How to Measure Anything in Project Management series with

oxford global projects

A Collaborative Training Experience for More Reliable, Measurable, and Realistic Project Forecasting

This evidence-based training series integrates Oxford Global Projects’ forecasting expertise with Hubbard Decision Research’s quantitative measurement methods to improve the accuracy and decision value of project forecasts under uncertainty.

Participants will learn to apply quantitative measurement and probabilistic forecasting methods that outperform expert judgment, even in complex projects with limited data. Hubbard Decision Research builds foundational measurement capability and probabilistic models using Bayes, regression, and scenario analysis to quantify and update cost and schedule uncertainty. Oxford Global Projects reinforces these methods through Reference Class Forecasting, using large empirical datasets to reveal hidden risks, bias, and the true drivers of project performance. Together, HDR and OGP deliver an evidence-based path from improved measurement to defensible forecasts and stronger project decisions.

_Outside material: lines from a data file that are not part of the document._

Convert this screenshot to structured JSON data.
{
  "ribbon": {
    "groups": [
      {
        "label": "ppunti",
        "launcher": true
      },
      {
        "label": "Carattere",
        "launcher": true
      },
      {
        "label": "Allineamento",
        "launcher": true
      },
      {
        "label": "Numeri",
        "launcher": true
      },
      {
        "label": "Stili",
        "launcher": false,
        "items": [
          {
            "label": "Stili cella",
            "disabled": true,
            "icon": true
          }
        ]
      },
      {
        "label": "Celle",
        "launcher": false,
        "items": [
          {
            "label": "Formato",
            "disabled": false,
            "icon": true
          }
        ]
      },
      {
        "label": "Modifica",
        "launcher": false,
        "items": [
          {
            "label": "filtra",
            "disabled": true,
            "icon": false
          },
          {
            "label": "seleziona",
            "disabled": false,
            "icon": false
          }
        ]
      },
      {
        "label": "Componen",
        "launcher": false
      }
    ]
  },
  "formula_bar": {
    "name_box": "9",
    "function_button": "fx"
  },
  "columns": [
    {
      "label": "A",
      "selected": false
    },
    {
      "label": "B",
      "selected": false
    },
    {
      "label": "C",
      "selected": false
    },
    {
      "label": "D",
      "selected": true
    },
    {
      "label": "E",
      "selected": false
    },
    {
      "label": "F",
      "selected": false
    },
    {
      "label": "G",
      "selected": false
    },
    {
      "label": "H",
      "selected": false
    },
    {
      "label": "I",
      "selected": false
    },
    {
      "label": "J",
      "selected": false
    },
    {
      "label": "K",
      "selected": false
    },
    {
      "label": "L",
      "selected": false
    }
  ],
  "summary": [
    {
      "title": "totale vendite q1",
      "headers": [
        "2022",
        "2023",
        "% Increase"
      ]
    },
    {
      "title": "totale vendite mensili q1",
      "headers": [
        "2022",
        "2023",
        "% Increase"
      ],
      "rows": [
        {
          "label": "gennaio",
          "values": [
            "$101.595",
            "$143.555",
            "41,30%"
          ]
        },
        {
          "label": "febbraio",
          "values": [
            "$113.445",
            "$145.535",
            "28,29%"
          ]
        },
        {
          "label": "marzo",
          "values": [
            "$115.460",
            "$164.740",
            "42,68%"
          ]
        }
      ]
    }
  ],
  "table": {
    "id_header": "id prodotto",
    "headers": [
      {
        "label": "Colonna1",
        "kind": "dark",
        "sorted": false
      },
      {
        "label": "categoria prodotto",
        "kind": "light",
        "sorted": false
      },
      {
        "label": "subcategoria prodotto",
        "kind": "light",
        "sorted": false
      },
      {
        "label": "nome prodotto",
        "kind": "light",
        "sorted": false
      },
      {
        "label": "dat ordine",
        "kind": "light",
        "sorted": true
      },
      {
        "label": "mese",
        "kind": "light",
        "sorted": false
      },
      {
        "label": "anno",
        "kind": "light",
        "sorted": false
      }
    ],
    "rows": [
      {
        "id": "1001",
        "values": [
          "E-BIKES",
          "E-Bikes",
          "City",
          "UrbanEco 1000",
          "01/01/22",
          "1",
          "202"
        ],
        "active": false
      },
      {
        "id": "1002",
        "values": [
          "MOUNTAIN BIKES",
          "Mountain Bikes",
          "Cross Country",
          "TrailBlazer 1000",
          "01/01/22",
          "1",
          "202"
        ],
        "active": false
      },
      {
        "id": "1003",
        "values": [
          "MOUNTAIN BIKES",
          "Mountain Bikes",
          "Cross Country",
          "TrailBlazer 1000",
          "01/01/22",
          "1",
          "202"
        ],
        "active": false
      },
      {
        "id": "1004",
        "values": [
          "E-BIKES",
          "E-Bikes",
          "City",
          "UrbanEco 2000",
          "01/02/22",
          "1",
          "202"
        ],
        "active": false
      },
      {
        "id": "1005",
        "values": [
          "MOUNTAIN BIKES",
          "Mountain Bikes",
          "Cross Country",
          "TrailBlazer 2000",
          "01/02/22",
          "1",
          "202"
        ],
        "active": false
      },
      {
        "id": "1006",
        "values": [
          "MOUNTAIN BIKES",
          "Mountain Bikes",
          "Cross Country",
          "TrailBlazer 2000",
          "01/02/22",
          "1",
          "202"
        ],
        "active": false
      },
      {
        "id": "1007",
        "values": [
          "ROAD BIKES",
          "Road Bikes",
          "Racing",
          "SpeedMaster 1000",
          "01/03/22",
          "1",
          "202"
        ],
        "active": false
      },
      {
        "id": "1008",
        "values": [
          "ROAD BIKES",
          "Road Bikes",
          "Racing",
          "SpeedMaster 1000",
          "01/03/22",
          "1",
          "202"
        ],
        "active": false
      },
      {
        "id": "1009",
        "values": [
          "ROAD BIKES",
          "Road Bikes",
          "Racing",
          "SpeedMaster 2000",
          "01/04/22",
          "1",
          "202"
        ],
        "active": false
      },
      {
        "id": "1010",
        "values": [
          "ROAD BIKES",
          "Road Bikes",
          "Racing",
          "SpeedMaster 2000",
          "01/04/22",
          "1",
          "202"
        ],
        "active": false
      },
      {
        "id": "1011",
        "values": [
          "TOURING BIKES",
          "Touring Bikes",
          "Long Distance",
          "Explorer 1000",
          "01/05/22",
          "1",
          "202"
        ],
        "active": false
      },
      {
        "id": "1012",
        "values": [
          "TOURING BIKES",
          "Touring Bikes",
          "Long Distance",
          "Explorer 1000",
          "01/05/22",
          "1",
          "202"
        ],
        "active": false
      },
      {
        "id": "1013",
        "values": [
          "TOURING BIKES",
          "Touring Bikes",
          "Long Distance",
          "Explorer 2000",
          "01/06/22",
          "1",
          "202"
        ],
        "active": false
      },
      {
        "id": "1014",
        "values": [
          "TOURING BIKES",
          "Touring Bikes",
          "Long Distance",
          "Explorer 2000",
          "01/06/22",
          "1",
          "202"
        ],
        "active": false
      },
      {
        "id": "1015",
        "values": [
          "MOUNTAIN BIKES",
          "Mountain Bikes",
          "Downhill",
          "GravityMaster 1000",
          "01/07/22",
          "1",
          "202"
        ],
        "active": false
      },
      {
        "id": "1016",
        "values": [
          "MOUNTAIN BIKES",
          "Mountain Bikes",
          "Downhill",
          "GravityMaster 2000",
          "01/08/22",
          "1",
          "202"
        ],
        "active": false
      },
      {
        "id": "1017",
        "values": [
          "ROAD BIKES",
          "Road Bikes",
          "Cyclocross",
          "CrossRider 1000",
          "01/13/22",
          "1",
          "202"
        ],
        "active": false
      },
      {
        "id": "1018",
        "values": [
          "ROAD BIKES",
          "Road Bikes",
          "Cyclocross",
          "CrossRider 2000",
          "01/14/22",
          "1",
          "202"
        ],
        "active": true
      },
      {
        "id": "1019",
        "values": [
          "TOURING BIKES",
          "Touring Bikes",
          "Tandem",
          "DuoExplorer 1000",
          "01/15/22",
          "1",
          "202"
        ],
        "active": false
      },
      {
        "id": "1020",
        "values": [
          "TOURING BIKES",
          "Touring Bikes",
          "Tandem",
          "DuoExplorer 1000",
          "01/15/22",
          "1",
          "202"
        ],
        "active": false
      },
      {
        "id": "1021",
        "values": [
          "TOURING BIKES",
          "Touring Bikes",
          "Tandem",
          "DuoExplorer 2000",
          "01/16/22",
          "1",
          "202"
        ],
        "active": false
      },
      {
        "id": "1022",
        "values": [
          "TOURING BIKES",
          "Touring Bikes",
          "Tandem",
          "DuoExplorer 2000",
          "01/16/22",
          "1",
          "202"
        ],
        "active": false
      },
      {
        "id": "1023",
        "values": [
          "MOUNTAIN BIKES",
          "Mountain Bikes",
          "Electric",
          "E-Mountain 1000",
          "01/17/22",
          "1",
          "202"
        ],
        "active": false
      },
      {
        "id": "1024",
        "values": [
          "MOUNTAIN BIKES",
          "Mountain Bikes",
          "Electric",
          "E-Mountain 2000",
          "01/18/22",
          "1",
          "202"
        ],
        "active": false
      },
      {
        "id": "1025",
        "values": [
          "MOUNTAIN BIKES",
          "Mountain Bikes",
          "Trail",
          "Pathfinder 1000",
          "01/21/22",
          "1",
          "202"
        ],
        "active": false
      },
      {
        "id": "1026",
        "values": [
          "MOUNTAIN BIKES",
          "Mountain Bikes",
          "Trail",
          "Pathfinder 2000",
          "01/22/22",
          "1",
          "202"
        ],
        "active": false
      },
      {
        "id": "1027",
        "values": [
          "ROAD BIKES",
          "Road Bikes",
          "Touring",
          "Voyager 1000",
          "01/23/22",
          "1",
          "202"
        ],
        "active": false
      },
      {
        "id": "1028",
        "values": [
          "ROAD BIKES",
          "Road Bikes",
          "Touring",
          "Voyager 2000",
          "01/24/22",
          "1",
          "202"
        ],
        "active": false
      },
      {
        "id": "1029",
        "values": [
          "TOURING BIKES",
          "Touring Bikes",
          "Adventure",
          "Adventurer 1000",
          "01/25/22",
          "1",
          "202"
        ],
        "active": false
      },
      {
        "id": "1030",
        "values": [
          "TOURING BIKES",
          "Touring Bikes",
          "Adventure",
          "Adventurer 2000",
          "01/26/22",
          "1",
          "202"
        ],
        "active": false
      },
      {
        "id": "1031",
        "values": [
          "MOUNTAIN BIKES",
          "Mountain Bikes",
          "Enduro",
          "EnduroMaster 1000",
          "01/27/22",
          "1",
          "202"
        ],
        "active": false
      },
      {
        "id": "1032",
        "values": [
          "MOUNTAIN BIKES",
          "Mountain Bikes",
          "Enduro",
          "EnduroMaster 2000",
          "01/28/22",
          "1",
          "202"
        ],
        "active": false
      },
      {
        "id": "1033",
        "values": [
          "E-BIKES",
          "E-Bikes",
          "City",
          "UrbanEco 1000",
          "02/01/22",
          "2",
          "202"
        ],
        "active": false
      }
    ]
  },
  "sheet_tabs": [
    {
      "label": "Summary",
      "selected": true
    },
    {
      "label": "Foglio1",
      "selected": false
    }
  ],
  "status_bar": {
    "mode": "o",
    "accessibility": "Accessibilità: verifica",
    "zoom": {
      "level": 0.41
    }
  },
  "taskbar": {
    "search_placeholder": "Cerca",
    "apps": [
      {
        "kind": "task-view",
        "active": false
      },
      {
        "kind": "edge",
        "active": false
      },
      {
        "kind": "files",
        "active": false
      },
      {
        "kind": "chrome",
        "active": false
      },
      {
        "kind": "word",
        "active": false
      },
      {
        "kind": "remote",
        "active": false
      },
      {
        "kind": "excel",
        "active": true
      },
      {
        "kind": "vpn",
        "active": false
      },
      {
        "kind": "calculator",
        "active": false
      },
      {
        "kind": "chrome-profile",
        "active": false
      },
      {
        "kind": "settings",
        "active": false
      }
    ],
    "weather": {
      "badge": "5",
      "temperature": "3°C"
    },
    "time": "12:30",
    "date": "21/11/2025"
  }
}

This training series includes 7, 2-hour live workshops and 3 asynchronous training courses (21 training hours). Live workshops will be held on Tuesdays at 8:00AM US CDT (13:00 UTC) from April 28 to June 9.

10 Course Bundle

Including 7 Live Workshops Presented by Hubbard Decision Research and Oxford Global Projects

Course 1 (LIVE)

How to Measure Anything in Project Management

April 28, 2026 8:00AM US CDT (2-Hours)

Presented By: Hubbard Decision Research

Learning Objectives

  • Understand the limitations of common project-management measurement methods (e.g., risk matrices)
  • Develop stronger approaches to thinking about project measurements and project risk
  • Apply course concepts to build a probabilistic model for evaluating project benefits, risks, and schedule
  • Identify key updates from Doug Hubbard’s How to Measure Anything in Project Management (co-authored with Oxford Global Projects’ Alexander Budzier and Andreas Bang Leed)

Course 2 (LIVE)

Reference Class Forecasting: Part 1

May 5, 2026 8:00AM US CDT (2-Hours)

Presented By: Oxford Global Projects

Learning Objectives

  • Explain the Reference Class Forecasting (RCF) process, including its empirical basis and the appropriate role of expert judgment

  • Interpret RCF curves and translate results into clear, stakeholder-ready insights

  • Understand how RCF addresses “unknown unknowns” and reduces optimism bias and the planning fallacy

  • Describe why RCF is widely regarded as the most accurate forecasting approach, supported by academic validation and Nobel Prize–winning theory

  • Summarize why governments such as the United Kingdom, Hong Kong, Denmark, and Ireland have adopted RCF as a standard planning method 

    Course 3 (LIVE)

    Reference Class Forecasting: Part 2

    May 12, 2026 8:00AM US CDT (2-Hours)

    Presented By: Oxford Global Projects

    Learning Objectives

    • Apply RCF insights to organizational performance data to improve forecast realism and decision quality
    • Use evidence-based reference classes to reduce bias in portfolio planning and investment decisions
    • Demonstrate how RCF de-risks projects early by informing scope, cost, schedule, and risk allocation
    • Evaluate proven outcomes from RCF adoption, including documented cost savings (e.g., Hong Kong’s reported GBP 1.5bn per year in avoided overruns)
    • Strengthen stakeholder and funder engagement through transparent, credible, and defensible planning discussions supported by RCF outputs
    • Build the case for RCF adoption across sectors, based on validated results in government and industry

      Course 4 (LIVE)

      Intro to Probabilistic Modeling Techniques

      May 19, 2026 8:00AM US CDT (2-Hours)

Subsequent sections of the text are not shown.